Rutherford’s very invisibility within Genesis has sometimes worked against him. Whereas it is crystal clear what other members bring to the table, Rutherford is a shapeshifter, under-appreciated as a bassist and overlooked as a guitarist. Smallcreep’s Day came at the wrong time – released a month before Duke – and seemed out of step with its moment; concepts and side-long suites were rather old hat.
Based on Peter Currell Brown’s 1965 novel of the same name, the seven-part, 24-minute title track that takes up the original album’s side one explores Smallcreep’s journey to find out exactly what happens at other parts of the factory he’s worked at for 40 years. Vocalist Noel McCalla – once considered to replace Gabriel in Genesis – acquits himself admirably, and the churning modernism of the fourth part, Cats And Rats (In This Neighbourhood), hints to what was heard later on Abacab and Genesis.
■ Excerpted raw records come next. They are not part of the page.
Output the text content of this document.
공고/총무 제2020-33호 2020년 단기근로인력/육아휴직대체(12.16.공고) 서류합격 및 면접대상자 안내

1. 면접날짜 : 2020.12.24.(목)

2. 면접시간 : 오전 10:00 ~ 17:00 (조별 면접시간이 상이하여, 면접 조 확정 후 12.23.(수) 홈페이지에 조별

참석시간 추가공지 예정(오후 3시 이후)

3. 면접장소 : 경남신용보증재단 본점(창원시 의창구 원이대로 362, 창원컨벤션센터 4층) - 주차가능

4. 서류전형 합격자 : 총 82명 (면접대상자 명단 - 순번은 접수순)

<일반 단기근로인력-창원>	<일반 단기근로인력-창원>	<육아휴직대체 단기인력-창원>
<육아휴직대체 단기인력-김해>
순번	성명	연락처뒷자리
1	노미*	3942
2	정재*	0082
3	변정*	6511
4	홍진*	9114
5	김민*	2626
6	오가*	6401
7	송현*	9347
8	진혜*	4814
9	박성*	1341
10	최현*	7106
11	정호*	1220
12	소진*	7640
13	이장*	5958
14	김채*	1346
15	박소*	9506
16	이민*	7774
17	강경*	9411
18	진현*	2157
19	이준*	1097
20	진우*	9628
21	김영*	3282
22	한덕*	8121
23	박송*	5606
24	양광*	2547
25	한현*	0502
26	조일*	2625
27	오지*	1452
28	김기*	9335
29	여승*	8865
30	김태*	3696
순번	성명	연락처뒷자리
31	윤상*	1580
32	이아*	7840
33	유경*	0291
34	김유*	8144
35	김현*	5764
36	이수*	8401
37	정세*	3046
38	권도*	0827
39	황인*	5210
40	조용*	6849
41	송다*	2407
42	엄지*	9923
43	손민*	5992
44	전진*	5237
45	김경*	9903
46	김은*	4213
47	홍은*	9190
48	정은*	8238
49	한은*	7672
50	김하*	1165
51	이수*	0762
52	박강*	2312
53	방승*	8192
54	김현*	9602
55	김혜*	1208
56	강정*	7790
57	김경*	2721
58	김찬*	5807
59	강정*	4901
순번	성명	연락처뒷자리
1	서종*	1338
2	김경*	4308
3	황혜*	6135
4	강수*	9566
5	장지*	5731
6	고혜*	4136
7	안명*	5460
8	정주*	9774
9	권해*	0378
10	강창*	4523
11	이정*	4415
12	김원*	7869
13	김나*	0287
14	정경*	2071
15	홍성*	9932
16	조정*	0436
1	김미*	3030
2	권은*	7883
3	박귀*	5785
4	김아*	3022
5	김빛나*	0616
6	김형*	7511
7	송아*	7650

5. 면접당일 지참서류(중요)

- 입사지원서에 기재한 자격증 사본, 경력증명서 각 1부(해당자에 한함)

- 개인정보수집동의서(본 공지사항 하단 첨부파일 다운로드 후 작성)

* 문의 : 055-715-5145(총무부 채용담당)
Among the second side’s five pop songs, Romani has a nice jazzy chorus, Every Road is the sort of arms-round-a-mate end-of-night-anthem that Mike + The Mechanics went on to do so well, and Time And Time Again is a maximum-strength Rutherford ballad in the vein of Your Own Special Way and Follow You, Follow Me. Sonically, Smallcreep’s Day has the crisp, Scandinavian modernity of the ABBA records of the age, and the playing is unsurprisingly world class.
It reached a respectable No.13 in the UK, though it’s hard to shake the feeling that had it been given a less quaintly estoreric title, Smallcreep’s Day may have had more appeal to the more mainstream music fans that Genesis were increasingly attracting. But as with everything Rutherford, it was all frightfully understated. The album quietly disappeared, and was unavailable for years. Still, if the last domino has truly fallen on Genesis’ career, a return to Smallcreep’s Day will provide some consolation.
IT PROVES TO BE A TRUE MISSING LINK IN THE GENESIS STORY.